Stu Farnham

November 25th, 2002

A Fly Fisher's Library
By Stu Farnham

The Internet is a powerful resource. It provides us instant access to information, and brings us together via email, bulletin boards, chat rooms, and instant messaging. FAOL is a wonderful example of the Internet at its best. The Internet, however, will never replace the printed page.

I've loved books and fishing since my youngest years, although I did not start fly fishing until 1993. This column will give me an opportunity to share reviews of some of my favorite fly fishing and tying books (and some that are not such favorites) with my friends here at FAOL. My library reflects my tastes and interests, and so will this column. It will be heavily slanted towards cold water fishing and tying for trout and steelhead, and won't touch much on areas of which I know little, such as warm or salt water fishing.

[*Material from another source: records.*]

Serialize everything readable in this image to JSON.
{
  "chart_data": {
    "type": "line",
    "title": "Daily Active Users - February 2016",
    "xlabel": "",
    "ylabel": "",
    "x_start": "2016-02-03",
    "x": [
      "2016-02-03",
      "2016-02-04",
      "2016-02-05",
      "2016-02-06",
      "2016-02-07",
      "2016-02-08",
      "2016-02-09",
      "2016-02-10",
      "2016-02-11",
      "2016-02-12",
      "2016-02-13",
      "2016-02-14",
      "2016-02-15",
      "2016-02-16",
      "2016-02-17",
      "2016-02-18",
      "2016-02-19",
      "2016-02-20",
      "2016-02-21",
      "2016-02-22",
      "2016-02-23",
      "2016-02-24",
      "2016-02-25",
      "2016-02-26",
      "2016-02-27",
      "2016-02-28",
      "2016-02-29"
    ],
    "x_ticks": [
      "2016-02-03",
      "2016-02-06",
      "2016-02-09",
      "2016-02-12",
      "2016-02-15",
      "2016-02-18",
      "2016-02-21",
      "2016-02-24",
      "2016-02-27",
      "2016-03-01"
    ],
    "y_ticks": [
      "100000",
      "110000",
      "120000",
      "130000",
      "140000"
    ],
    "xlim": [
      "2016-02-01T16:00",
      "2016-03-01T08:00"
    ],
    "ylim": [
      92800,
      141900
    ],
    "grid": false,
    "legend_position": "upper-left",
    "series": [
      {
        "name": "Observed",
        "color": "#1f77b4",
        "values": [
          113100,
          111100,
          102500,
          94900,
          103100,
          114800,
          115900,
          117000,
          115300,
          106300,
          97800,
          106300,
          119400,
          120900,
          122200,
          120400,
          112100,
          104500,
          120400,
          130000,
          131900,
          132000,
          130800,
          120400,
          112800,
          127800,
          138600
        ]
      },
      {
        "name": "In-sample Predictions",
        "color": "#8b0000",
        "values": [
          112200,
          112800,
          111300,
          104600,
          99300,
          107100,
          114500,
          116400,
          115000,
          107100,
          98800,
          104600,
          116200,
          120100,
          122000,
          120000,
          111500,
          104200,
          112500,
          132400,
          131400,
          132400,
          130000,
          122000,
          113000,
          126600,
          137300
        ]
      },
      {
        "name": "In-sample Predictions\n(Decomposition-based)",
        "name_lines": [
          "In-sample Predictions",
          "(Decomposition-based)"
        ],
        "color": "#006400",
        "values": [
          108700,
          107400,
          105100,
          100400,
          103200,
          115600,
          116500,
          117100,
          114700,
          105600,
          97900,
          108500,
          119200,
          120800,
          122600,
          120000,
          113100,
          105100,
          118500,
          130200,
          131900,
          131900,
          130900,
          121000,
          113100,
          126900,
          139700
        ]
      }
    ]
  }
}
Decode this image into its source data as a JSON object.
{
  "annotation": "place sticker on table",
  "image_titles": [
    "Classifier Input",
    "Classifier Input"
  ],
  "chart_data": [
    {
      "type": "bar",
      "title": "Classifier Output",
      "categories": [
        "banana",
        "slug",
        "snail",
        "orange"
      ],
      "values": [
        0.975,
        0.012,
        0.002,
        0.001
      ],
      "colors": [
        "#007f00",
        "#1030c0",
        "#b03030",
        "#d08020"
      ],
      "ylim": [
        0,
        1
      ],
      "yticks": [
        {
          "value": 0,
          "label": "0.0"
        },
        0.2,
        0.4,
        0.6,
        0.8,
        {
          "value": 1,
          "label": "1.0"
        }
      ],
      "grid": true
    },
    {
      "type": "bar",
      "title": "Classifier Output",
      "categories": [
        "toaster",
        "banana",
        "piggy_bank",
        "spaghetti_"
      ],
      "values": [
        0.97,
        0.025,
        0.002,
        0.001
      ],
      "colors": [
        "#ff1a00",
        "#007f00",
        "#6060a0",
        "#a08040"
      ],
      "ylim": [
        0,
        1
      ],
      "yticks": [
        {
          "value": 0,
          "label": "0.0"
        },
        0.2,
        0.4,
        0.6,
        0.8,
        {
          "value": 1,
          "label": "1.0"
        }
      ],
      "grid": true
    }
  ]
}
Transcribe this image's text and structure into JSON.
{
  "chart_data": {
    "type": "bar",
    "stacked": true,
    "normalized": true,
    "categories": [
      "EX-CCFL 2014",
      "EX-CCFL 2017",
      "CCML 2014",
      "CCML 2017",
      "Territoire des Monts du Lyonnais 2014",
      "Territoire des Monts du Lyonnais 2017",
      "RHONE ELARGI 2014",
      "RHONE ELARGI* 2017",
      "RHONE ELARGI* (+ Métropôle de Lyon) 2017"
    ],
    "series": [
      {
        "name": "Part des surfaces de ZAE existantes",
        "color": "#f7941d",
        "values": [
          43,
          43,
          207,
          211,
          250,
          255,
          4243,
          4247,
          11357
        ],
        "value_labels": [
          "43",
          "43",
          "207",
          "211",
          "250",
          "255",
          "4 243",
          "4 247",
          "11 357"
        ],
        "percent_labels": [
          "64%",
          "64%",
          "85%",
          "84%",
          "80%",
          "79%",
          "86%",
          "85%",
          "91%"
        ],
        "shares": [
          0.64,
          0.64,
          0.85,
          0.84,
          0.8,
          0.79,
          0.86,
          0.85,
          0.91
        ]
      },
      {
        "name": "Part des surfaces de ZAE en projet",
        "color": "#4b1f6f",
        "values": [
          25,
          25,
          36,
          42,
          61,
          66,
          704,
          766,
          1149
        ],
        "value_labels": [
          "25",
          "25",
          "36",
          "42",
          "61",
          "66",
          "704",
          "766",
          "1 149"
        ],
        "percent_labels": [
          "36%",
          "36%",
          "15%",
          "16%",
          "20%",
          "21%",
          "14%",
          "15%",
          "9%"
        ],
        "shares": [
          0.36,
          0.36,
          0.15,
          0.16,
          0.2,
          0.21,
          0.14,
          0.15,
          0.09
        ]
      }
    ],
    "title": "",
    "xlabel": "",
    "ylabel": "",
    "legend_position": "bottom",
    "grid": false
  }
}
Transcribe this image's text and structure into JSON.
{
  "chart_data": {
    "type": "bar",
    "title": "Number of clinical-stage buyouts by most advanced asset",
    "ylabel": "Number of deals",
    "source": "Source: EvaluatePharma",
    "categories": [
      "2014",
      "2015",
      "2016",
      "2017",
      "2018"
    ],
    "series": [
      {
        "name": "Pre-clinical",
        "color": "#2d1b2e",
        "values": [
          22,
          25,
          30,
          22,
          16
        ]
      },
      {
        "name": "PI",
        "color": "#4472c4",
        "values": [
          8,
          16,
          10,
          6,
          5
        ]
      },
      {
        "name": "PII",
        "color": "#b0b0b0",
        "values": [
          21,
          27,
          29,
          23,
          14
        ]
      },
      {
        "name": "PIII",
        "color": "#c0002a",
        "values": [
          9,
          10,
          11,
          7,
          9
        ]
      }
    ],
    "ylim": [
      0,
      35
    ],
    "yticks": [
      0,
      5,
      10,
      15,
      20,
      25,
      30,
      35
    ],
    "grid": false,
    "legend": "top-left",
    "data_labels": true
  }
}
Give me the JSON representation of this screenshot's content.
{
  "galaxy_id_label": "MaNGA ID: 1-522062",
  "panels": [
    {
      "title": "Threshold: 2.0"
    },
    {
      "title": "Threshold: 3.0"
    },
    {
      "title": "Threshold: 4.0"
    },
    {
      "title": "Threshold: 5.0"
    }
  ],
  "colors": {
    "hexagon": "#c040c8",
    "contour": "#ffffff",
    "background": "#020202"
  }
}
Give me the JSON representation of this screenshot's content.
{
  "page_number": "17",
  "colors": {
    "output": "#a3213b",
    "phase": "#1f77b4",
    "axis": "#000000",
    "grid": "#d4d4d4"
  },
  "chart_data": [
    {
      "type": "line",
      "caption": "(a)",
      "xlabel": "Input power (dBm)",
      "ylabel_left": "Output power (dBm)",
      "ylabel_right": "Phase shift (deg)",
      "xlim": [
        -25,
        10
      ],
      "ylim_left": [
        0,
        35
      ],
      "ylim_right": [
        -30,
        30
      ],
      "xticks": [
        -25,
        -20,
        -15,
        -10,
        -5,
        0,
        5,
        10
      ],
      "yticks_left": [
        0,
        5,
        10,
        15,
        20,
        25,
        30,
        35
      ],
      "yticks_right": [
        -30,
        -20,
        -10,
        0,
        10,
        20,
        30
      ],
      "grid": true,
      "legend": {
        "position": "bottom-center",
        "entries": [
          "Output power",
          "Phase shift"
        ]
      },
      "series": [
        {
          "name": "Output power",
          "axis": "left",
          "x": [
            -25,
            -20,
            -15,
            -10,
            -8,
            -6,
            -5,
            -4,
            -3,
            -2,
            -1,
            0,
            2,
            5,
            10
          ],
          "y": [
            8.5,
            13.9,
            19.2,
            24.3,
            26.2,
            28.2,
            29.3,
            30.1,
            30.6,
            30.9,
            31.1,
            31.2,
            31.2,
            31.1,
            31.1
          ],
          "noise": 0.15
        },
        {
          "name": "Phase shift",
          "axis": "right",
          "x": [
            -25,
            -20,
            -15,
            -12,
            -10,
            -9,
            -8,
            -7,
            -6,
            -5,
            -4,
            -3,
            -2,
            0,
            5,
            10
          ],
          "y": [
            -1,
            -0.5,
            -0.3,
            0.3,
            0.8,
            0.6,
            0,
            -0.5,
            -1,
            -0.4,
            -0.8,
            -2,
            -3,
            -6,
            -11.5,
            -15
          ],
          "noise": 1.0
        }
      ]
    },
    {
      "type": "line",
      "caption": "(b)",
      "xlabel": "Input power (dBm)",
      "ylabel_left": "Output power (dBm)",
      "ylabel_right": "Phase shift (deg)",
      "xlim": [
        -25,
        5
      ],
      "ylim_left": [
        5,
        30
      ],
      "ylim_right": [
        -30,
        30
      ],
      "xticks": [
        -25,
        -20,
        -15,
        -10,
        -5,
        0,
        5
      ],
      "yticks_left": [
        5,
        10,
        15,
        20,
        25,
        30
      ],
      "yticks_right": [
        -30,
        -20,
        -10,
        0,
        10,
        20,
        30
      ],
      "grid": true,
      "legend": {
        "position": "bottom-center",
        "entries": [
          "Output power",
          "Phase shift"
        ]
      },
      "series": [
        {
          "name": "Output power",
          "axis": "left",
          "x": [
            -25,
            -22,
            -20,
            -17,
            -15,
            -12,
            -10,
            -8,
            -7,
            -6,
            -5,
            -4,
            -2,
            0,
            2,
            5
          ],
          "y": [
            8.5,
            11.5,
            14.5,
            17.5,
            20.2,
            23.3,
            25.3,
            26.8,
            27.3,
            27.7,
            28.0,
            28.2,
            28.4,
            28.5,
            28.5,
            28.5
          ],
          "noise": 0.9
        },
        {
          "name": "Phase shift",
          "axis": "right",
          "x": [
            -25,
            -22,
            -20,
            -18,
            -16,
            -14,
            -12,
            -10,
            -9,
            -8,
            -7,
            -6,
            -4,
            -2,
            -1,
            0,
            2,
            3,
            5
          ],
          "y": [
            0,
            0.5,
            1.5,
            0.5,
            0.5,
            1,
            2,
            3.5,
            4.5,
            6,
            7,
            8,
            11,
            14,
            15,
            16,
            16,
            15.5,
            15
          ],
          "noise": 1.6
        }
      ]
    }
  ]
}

I hope that these reviews will motivate some of you to pick up a good book, on this or any subject, and read. ~ Stu Farnham


by Ernest Schwiebert
Hardcover, 339 pages.
Winchester Press; (March 1973)
ISDN: 0832907464

Ernest Schwiebert seems larger than life to me. The photograph from the back cover of Nymphs shows him holding a large trout by the head; the photo projects a vigorous energy. His best known works are impressive in their scope and impact, and sometimes - as is the case with this book and Schwiebert's magnum opus, the 1100+ page, two volume Trout - in sheer size.

Ernest Schweibert

Nymphs is the intersection of two trends in North American fly fishing: the use of subsurface imitative flies, as pioneered in the U.S. by James Leisenring, and entomologically-informed pattern selection, driven in large part by Schwiebert's own Matching the Hatch.

The book opens with two chapters of history, with the work of G.E.M. Skues marking the transition between historical and modern subsurface techniques. The historical section is mostly British and North American in focus, leading from Bernes, Walton, Cotton, and Tavener through Pritt and Bergman. Most discussions of nymph fishing in the UK talk only of Skues; Schwiebert fills out the picture with references to works by Mottram, Dunne, Sawyer (who developed the pheasant tail nymph), and Ritz. He credits Colonel E.W. Harding's 1931 book The Flyfisher and the Trout's Point of View with having particular influence on important works such as Marinaro's A Modern Dry Fly Code, Swisher's & Richard's Selective Trout, and Schwiebert's own Matching the Hatch. The writings of E.R. Hewitt and Jim Leisenring were central to the development of nymph fishing in North America.

After a chapter on tackle considerations, we reach the heart of the book: almost three hundred pages of detailed entomological information on the immature forms of North American aquatic insects of interest to the trout fisher. The writing is Schwiebert at his finest, combining entomology, story telling, and practical information on presentation and technique.

Illustration from book

The color plates illustrating this book were drawn and colored by Schwiebert himself. These are incredibly detailed, accurately rendered drawings of the immature forms of several hundred species of stonefly, caddisfly, mayfly, and true fly.

For the fly tier there are pattern recipes for many of the species depicted and discussed in the book.

Nymphs is, unfortunately, long out of print. Used copies of the hardbound or softcover editions can be purchased, however, many in fine condition, from used booksellers. The scientific taxonomy has changed in places since 1973; for example, the Western March Brown known to present day entomologists as Rhithrogena Morrisoni was Ephemera Compar to Schwiebert.

There are many fine (and some not so fine) books for the fly fisher, and many fine writers. Nymphs, like much of the rest of the writings of Ernest Schwiebert, is monumental, and deserves space in the library of the serious fly fisher in North America. ~ Stu Farnham

About Stu

Stu tying Stu Farnham is a New Englander by birth, who was transplanted to and put down roots in Oregon in the early 1990s, now residing in the Seattle area. A software engineering manager by vocation, he can be found in his spare time chasing trout and steelhead in the rivers of the Pacific Northwest, chasing his four Gordon Setters (who in turn are chasing chukar), tying flies, reading, or working on his website. Colleen, his long suffering wife of 28 years, is a professionally trained personal chef.